Chapter 11: High-Temperature Corrosion: Mechanisms & Materials

High-Temperature Corrosion: Mechanisms & Materials overview of high-temperature corrosion investigates the mechanisms, kinetics, and material behaviors associated with metal degradation in gaseous environments, a process often referred to as dry oxidation. The chapter introduces the Pilling-Bedworth ratio as a fundamental empirical criterion to predict whether an oxide scale will be protective or unprotective based on the volume ratio of the oxide formed relative to the metal consumed; generally, a ratio (lesser than) 1 indicates an insufficient volume to cover the surface, while significantly higher ratios can lead to internal stresses and cracking. Oxidation is described as an electrochemical process where metal ions and electrons must migrate through an oxide scale, which acts as both an electrolyte and an electronic conductor.

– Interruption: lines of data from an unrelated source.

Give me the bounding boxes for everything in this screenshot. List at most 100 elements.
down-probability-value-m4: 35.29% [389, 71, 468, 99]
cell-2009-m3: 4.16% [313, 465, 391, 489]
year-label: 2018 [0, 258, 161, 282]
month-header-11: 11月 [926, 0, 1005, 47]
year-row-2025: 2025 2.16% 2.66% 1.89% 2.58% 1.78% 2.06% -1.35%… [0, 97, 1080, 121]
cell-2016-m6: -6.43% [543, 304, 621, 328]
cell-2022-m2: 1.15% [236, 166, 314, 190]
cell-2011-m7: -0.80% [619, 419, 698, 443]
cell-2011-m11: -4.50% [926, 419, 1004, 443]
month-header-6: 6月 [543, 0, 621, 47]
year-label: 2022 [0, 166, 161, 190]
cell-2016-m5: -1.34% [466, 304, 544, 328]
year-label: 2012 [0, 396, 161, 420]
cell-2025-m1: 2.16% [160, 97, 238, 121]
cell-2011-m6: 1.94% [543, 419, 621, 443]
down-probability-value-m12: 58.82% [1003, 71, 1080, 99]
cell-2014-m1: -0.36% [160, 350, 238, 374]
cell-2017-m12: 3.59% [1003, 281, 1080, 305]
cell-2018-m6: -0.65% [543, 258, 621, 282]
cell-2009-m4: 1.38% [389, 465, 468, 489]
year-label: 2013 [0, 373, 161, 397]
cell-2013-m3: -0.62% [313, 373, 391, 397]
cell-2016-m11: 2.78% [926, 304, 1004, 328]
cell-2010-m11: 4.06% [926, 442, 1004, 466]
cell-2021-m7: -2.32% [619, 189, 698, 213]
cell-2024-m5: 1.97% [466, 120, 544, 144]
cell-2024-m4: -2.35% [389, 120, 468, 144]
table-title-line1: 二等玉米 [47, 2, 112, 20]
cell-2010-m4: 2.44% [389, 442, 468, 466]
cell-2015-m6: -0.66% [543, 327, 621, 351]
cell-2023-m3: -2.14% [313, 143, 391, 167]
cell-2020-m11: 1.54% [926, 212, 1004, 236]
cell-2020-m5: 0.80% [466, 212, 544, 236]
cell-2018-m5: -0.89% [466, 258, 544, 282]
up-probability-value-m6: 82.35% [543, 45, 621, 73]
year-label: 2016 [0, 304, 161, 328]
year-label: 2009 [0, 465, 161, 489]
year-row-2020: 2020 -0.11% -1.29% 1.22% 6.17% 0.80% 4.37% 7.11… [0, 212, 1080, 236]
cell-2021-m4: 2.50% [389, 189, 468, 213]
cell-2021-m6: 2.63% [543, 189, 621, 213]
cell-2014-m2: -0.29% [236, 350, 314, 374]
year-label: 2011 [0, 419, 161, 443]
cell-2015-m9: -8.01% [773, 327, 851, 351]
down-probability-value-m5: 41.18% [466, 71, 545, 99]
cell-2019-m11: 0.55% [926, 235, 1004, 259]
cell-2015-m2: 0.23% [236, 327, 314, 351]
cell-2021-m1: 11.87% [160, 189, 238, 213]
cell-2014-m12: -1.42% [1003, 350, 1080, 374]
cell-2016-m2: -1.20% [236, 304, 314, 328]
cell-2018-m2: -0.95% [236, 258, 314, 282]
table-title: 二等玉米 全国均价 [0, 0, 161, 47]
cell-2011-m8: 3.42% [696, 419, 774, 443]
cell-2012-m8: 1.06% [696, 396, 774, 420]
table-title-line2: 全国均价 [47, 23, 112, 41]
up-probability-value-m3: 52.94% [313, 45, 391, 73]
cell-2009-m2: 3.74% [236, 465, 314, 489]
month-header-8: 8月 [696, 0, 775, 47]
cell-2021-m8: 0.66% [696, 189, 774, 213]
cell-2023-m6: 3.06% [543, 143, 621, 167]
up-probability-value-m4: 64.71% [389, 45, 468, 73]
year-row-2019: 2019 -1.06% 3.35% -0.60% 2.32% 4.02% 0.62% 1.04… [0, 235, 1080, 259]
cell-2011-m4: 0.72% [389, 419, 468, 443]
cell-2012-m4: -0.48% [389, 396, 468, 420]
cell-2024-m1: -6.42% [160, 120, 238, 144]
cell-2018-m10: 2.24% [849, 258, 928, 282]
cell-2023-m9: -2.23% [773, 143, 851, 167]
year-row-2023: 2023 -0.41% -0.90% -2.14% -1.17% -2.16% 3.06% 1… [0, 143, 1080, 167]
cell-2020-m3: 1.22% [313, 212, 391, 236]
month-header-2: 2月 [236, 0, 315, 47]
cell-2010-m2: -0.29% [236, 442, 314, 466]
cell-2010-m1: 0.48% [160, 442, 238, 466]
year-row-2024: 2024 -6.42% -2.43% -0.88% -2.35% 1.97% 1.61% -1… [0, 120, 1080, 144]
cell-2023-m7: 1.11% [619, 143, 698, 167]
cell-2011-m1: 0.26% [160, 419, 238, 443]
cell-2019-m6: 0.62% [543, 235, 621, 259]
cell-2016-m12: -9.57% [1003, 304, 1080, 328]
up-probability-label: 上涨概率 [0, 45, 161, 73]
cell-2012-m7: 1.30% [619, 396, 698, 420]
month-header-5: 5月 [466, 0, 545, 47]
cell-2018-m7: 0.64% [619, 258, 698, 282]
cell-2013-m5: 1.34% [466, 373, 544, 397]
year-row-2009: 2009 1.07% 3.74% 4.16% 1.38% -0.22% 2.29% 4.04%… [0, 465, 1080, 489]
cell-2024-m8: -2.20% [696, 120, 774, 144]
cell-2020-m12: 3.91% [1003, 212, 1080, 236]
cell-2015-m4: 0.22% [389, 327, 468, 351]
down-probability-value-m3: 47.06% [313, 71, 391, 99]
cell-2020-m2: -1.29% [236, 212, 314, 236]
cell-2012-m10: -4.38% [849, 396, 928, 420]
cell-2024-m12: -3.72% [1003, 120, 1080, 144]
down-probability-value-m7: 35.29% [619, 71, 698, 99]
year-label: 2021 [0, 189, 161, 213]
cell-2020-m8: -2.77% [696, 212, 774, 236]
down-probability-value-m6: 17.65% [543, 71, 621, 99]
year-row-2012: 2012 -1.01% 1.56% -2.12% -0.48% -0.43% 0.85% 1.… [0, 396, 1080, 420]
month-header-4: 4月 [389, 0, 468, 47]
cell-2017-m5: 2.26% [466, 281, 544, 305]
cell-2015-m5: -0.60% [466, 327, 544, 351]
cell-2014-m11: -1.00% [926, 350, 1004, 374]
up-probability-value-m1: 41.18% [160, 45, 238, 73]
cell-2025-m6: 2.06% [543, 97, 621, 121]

The narrative details how oxide defect structures—categorized as n-type or p-type semiconductors—dictate the transport of species, and how the "doping" effect of alloying elements can either accelerate or retard corrosion by altering defect concentrations. Kinetic rate laws are a primary focus, distinguishing between the linear law for non-protective scales, the parabolic law for ideal diffusion-controlled growth, and logarithmic behaviors often seen in thin films at lower temperatures. The chapter also addresses severe degradation modes such as catastrophic oxidation, characterized by rapid exothermic reactions or the formation of low-melting liquid oxides, and internal oxidation, where stable oxides precipitate within the metal matrix due to high oxygen solubility. Beyond simple oxygen reactions, the text explores the effects of other gases, including hydrogen attack—which leads to decarburization and methane-induced cracking—and sulfidation in sulfur-rich environments. Mechanical integrity is highlighted through the study of creep and stress rupture, particularly concerning the development of superalloys for high-temperature applications like gas turbines. Finally, the complex phenomenon of hot corrosion is analyzed, where molten salt deposits on metal surfaces create a thin-film electrolyte that accelerates degradation through acidic or basic dissolution of protective oxide scales.